2.Bilişsel Davranışçı Terapi
Bu tedavi yönteminde iki amaç vardır:
a) Hastanın, aslında tamamen zararsız olan panik atağı belirtileri hakkındaki yanlış bilgi ve inanışlarının düzeltilmesi ve hastanın bu belirtiler ile korkmadan baş edebilmesinin öğretilmesi amaçlanır.
b) Panik atağı geleceğinden korktuğu için tek başına bulunmaktan kaçındığı yer ve durumlarla aşamalı bir şekilde tekrar tekrar karşılaştırılması, böylece korkularının üstüne gitmesi sağlanarak korkularını yenmesi amaçlanır. Bu tedavide doktor hastasına dışarıya çıkma, pazara gitme, taşıt araçlarına binme gibi hastanın, korku ve Panikleri nedeniyle yapamadığı etkinlikleri bir plan dahilinde en basitlerinden başlayarak alıştırma ödevleri olarak verir. Hasta basitleri yapabilir hale geldikçe zorlarına geçerek bütün korkulan durumlar bitinceye dek alıştırmalar sürdürülür.

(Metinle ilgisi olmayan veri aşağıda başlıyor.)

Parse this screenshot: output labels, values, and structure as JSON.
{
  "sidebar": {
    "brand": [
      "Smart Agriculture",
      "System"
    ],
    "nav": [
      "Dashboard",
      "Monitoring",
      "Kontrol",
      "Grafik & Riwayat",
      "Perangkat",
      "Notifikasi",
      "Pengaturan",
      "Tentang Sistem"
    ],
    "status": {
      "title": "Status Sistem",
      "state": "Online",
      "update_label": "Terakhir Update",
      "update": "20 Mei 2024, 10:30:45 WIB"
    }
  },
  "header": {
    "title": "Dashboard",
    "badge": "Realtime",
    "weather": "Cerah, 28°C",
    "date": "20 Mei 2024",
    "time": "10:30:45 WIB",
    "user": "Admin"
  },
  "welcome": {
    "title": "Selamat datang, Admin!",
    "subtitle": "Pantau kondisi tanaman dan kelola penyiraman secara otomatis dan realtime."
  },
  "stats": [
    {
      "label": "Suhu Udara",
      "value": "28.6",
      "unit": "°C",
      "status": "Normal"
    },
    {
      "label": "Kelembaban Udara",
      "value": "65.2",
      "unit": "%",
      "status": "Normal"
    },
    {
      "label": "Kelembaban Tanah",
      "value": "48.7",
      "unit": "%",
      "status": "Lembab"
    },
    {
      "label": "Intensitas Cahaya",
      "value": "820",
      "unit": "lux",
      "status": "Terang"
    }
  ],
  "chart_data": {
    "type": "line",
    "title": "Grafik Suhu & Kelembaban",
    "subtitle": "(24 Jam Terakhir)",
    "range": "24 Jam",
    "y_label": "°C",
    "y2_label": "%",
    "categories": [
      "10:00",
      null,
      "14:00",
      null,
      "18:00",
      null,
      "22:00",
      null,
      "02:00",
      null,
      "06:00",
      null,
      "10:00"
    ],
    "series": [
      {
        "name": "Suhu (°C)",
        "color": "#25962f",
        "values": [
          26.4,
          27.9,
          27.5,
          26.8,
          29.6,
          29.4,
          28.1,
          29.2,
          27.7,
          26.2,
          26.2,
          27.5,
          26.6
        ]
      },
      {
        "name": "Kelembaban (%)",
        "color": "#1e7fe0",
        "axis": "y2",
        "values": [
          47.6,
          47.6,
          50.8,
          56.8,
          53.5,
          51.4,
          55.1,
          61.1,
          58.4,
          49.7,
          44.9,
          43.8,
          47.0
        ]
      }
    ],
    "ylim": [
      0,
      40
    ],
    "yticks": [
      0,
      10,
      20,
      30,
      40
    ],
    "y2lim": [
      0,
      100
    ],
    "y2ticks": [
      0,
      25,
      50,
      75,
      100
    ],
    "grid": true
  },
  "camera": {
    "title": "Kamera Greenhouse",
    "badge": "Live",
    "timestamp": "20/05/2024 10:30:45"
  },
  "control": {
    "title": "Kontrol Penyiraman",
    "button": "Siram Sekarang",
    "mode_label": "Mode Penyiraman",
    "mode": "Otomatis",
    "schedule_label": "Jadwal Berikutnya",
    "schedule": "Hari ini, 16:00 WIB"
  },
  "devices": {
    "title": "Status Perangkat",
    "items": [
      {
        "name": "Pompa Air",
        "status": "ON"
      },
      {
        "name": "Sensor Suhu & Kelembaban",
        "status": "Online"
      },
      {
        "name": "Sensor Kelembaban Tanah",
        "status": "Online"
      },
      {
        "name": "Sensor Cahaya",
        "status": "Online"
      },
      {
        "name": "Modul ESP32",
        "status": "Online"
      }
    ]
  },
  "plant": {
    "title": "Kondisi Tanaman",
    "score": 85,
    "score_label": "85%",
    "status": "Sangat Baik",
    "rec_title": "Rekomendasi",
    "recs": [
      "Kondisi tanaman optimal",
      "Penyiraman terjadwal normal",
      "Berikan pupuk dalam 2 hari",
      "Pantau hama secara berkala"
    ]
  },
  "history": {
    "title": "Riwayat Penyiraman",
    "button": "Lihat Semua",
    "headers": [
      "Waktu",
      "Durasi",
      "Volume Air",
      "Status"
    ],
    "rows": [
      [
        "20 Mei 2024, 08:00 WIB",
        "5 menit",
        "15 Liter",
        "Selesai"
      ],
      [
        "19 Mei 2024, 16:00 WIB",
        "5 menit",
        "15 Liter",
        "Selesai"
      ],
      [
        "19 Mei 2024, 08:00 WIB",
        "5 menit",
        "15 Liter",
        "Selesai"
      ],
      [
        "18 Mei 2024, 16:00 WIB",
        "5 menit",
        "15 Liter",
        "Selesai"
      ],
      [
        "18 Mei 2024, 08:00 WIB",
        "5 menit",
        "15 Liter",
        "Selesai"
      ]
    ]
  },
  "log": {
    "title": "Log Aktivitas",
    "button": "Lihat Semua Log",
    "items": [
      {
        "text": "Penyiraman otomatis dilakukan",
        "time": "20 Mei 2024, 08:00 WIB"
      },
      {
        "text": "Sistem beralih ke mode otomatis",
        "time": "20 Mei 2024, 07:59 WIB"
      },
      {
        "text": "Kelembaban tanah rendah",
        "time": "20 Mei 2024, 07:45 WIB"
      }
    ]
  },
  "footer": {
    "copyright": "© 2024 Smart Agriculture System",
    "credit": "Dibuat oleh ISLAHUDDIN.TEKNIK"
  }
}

Panik Bozukluğu Hastalığı Nasıl İlerler?
Panik bozukluğu tedavisi mümkün ve hem hastada hem de doktorda tedavi sonuçları olarak yüz güldürücü bir hastalıktır. Tüm psikiyatrik rahatsızlıklarda olduğu gibi panik bozukluğu tedavisi ve seyrinde önemli olan hasta hekim uyumunun iyi sağlanmış olması, tedavinin (ister ilaç tedavisi ister psikoterapi veya ikisinin birlikte kullanımı) doktor ve hastanın ortak kararı ile belirlenip uygun zaman geldiğinde kesilmesidir.